Dans le chef-lieu de la région de la boucle du Mouhoun, la jeune élève de la classe de 4e loue avec 12 autres camarades déplacées internes, une maison dans un quartier périphérique de la ville. « On est obligé de vivre à 13 dans une maison chambre-salon, sans eau et sans électricité. En plus, malgré notre nombre, nous avons des difficultés pour payer le loyer mensuel qui est fixé à 10000 f » témoigne la jeune fille. En plus du prix du loyer, Christine et ses camarades parcourent chaque jour plus de 3 km à pied pour rejoindre leur établissement afin de suivre les cours.

A côté de la maison de Christine et de ses camarades filles, vivent dans les mêmes conditions, d’autres élèves déplacés internes. Moumouni Toé est l’un d’entre eux. Tout comme Christine, Moumouni et 9 de ses camarades garçons squattent une maison chambre-salon. Mais à la différence de la native de Nassan qui a pu intégrer un établissement public à Dédougou, Moumouni a eu moins de chance. « Comme je n’ai pas eu de place dans un lycée public, j’ai été obligé de m’inscrire dans un lycée privé » indique-t-il. Contrairement au public où les frais de scolarité sont relativement moins chers, ce n’est pas le cas dans le privé. C’est donc avec beaucoup de difficultés que l’élève en classe de seconde arrive à honorer selon lui, ses frais de scolarité.


Des résultats encourageants tout de même


Parmi les élèves déplacés internes, le cas de Moumouni Toé n’est pas unique. Ils sont nombreux ceux d’entre eux qui ont été obligés de s’inscrire dans des établissements privés. « Depuis 2 ans, nous recevons des élèves qui ont dû quitter leur village à cause de l’insécurité et de la fermeture des écoles. Mais ils ne sont pas très nombreux. Comme c’est un privé, les gens recherchent d’abord les places dans le public et c’est quand ils n’en trouvent pas qu’ils se tournent vers nous. Comme la scolarité est un peu cher aussi, ce n’est pas toujours évident. Nous avons 16 d’élèves déplacés internes chez nous » précise Tiga Birba, enseignant et membre fondateur d’un collège privé de Dédougou.

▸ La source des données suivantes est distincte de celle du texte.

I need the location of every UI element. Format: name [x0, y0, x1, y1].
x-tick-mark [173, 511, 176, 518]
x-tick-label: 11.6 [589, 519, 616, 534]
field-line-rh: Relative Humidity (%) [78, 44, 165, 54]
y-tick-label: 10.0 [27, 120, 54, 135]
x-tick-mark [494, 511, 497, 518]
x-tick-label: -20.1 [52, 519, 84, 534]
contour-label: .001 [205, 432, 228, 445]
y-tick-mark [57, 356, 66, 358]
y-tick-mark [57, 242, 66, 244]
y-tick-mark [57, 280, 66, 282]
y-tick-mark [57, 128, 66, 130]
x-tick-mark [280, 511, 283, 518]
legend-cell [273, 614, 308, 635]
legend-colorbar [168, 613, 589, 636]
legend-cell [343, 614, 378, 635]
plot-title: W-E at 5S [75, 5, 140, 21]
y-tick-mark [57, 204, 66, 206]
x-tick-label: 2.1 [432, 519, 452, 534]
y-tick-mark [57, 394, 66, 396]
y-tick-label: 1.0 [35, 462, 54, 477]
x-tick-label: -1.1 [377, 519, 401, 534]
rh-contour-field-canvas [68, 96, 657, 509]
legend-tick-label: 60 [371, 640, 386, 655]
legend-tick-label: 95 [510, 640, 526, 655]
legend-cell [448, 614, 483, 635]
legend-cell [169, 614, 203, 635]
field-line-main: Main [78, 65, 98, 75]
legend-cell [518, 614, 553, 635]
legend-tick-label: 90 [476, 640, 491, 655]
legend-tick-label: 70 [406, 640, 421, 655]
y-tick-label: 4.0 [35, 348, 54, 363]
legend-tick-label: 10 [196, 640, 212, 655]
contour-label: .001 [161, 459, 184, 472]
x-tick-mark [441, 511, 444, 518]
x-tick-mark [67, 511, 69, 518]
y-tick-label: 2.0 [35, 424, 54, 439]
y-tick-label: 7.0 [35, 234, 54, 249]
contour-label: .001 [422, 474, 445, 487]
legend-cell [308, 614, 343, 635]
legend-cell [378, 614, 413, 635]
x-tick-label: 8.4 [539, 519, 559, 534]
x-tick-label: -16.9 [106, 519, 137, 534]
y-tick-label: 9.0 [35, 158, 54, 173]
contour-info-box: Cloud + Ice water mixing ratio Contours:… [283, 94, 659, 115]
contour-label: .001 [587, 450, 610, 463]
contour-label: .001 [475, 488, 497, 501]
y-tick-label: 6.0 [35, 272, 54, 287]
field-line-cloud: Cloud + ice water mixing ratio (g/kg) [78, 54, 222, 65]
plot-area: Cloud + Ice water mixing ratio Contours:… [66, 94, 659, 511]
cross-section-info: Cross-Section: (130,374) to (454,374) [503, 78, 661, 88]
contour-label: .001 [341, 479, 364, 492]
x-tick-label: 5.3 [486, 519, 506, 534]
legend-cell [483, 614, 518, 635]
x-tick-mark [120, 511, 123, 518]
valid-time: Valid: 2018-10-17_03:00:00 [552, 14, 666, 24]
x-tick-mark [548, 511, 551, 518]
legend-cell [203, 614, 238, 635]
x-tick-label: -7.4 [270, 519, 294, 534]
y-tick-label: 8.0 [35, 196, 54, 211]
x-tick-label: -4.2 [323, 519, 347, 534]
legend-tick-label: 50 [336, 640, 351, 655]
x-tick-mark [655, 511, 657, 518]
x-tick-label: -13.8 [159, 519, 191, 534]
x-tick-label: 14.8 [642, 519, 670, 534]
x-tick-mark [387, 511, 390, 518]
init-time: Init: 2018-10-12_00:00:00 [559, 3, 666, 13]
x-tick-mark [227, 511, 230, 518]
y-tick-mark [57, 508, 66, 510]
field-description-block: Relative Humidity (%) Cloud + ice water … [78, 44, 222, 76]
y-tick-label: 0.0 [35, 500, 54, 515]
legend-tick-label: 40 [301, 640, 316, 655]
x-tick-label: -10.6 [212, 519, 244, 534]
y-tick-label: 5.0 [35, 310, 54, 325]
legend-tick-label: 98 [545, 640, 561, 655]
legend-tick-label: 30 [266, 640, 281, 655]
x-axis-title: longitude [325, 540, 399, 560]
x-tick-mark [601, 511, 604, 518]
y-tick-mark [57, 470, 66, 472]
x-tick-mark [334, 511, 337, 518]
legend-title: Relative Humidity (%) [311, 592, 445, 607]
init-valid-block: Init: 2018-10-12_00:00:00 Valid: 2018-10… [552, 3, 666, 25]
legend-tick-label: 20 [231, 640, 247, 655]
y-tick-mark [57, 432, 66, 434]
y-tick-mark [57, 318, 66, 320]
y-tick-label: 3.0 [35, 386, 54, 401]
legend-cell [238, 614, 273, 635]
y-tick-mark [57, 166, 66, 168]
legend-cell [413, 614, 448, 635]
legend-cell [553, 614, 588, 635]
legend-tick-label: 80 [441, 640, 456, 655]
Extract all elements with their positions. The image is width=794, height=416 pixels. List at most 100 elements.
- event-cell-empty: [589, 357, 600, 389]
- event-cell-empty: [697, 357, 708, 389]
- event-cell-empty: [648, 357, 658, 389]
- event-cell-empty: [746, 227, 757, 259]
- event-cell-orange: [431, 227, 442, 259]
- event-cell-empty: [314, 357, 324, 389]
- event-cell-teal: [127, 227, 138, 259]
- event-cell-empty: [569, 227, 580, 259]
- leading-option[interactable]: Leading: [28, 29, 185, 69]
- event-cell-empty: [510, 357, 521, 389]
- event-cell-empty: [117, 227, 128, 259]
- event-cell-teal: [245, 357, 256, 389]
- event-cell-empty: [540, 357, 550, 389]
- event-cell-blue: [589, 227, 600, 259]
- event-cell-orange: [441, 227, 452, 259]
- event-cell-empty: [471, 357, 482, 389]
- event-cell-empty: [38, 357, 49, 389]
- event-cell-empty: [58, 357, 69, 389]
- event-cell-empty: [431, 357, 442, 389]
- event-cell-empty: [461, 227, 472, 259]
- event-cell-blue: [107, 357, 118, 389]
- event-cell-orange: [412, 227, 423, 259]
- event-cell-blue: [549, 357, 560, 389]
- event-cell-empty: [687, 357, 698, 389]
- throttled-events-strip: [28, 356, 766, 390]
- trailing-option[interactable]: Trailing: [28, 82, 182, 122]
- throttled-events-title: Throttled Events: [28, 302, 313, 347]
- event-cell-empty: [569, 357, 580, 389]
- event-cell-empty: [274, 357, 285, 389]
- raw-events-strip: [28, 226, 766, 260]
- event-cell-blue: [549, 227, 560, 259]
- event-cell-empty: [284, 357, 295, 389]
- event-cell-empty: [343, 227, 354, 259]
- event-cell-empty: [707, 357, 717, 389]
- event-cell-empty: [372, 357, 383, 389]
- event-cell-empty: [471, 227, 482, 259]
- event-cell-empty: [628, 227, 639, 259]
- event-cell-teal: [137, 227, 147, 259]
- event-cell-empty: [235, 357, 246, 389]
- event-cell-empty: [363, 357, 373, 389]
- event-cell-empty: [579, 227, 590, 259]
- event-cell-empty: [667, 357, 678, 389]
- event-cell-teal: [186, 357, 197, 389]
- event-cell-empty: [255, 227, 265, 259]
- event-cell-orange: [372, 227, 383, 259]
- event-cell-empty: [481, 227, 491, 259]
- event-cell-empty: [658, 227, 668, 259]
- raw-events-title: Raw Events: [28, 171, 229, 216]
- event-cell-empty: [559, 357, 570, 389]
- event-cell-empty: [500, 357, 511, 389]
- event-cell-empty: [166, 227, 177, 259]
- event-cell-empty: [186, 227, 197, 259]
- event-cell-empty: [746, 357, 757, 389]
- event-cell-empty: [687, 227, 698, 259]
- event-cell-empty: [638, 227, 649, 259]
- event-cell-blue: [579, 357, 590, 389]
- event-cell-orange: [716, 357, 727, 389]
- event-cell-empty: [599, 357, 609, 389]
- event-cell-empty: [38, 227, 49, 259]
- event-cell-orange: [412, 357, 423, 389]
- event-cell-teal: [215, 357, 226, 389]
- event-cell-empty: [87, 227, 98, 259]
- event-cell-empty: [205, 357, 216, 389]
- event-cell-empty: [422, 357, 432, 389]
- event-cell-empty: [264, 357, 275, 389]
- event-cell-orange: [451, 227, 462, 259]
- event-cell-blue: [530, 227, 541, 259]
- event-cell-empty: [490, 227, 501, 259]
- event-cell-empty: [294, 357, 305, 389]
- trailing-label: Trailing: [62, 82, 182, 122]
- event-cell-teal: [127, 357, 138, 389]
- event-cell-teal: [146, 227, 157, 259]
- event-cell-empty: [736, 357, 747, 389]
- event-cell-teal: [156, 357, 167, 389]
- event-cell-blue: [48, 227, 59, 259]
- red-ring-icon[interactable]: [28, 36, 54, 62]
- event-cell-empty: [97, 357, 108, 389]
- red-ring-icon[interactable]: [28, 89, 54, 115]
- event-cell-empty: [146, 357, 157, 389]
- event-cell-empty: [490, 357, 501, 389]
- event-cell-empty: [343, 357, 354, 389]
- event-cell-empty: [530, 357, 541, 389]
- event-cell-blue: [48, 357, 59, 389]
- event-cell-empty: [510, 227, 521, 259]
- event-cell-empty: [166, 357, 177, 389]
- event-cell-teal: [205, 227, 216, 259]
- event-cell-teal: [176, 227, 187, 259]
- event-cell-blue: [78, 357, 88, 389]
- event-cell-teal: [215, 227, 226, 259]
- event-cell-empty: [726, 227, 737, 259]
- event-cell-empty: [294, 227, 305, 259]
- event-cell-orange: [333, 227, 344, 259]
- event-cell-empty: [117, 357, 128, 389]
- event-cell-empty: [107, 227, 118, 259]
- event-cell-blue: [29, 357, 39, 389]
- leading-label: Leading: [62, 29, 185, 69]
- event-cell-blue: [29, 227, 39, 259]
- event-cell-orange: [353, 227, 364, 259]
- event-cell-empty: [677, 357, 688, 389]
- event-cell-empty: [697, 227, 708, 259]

Malgré ces difficultés que vivent les élèves déplacés internes qui ont dû fuir leur village et éloignés de leurs parents, certains d’entre eux arrivent tout de même à tirer leur épingle du jeu au niveau des résultats scolaires. « Il y ‘en a quand même qui éprouvent des difficultés. Malgré cette situation, quelques-uns s’en sortent au niveau des résultats scolaires. Pour d’autres, ce n’est pas du tout simple. Tous ceux qui sont en classe de 3e ont par exemple eu la moyenne aux deux premiers trimestres » témoigne Tiga Birba. En attendant de jours meilleurs, Christine, Moumouni et leurs camarades déplacés internes disent redoubler d’effort dans les études. Ils ne veulent pas que leurs souffrances ainsi que le sacrifice de leurs parents soient vains.